Comme il est facile de le deviner à partir du truculent extrait ci-dessus, Boo et Junior sont videurs dans un club de Boston. Ils sont inséparables depuis leur rencontre à l'orphelinat environ vingt-cinq années plus tôt. Leur routine se trouve soudain bien chamboulée après la visite d'une jeune femme très chic qui détonne franchement par rapport au public habituel et à l'atmosphère glauque qui se dégage du Cellar. Elle prétend que son employeur (dont elle ne dévoile pas l'identité) offrira à Junior et Boo une jolie rétribution financière s'ils parviennent à remettre la main sur sa fugueuse de fille, Cassandra.

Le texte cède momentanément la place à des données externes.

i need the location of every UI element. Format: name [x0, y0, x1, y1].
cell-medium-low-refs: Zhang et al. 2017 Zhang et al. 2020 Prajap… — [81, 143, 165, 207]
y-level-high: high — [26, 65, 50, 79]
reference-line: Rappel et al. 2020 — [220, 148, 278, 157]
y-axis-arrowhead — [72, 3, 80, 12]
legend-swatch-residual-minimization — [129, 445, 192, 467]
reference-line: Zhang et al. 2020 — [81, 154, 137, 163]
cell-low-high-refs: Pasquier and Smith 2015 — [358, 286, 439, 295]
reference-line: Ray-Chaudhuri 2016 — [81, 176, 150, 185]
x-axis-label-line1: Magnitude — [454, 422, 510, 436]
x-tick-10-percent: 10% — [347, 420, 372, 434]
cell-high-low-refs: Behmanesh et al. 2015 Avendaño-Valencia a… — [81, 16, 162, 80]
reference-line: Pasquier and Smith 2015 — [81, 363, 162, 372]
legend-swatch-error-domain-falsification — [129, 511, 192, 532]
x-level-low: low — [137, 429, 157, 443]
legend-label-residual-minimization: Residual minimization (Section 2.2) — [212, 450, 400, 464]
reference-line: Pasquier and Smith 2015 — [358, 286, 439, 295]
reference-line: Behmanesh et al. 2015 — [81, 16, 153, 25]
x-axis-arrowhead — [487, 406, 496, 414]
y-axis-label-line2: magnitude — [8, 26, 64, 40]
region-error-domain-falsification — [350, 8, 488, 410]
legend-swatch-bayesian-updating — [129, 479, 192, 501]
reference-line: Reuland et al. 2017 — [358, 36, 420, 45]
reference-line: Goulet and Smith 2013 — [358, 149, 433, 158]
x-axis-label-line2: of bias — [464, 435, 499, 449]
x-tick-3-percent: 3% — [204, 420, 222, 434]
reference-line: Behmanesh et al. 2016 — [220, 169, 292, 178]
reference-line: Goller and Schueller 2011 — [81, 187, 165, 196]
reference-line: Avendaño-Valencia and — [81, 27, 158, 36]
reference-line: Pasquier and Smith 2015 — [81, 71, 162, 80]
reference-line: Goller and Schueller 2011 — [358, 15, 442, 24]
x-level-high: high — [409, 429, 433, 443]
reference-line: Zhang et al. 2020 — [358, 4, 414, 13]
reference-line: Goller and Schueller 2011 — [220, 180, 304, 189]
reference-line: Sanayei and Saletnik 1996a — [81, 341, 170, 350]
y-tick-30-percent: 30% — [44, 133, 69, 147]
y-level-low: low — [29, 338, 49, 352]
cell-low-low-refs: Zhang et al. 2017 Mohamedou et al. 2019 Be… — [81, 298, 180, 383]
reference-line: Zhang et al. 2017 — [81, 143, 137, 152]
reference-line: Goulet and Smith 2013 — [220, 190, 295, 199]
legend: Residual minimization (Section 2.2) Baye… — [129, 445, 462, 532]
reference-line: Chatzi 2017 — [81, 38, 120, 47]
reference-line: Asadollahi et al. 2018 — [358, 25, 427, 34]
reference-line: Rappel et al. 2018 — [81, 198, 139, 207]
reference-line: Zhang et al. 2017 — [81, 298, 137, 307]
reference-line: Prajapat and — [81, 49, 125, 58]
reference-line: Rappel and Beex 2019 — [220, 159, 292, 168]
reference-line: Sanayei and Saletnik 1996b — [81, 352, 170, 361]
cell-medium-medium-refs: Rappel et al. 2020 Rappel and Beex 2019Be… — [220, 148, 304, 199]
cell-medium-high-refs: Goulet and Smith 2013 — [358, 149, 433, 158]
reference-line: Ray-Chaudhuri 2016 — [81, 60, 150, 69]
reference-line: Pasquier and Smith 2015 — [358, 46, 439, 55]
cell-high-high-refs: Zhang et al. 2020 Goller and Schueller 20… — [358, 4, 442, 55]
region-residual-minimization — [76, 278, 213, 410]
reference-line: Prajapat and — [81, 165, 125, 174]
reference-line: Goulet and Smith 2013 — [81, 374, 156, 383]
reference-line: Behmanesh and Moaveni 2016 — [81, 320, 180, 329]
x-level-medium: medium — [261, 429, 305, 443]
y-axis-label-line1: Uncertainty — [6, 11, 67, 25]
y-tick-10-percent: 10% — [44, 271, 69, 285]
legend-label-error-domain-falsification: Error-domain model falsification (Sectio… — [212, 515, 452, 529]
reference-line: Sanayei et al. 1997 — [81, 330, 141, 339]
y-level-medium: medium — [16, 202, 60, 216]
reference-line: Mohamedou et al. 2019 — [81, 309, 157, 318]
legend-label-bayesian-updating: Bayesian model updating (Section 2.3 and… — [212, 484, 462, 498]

Ils acceptent pour l'argent, mais pas seulement. D'autres raisons, liées à sa propre enfance, semblent motiver Boo, le narrateur de cette histoire, à se mettre à la recherche de Cassandra. Au fil de leurs nombreuses péripéties et galères afin de mener à bien leur mission, Boo revient sur les années vécues avec Junior et d'autres compagnons d'infortune au « Foyer » . Endroit fort mal dénommé tant il s'apparentait plutôt à une jungle hostile dans laquelle pour survivre il faut bien s'entourer. Il confiera également quelles circonstances dramatiques l'ont mené à l'orphelinat.
Nos deux héros bien malgré eux forment un duo atypique et survolté, qui ravira les amateurs de Joe Lansdale et de Robert Crais. « Cassandra » est un roman noir débordant d'action, d'humour, de surprises (bonnes ou mauvaises pour les personnages)...Et si le ton des dialogues est plutôt fleuri et imagé, certaines scènes sont purement jubilatoires !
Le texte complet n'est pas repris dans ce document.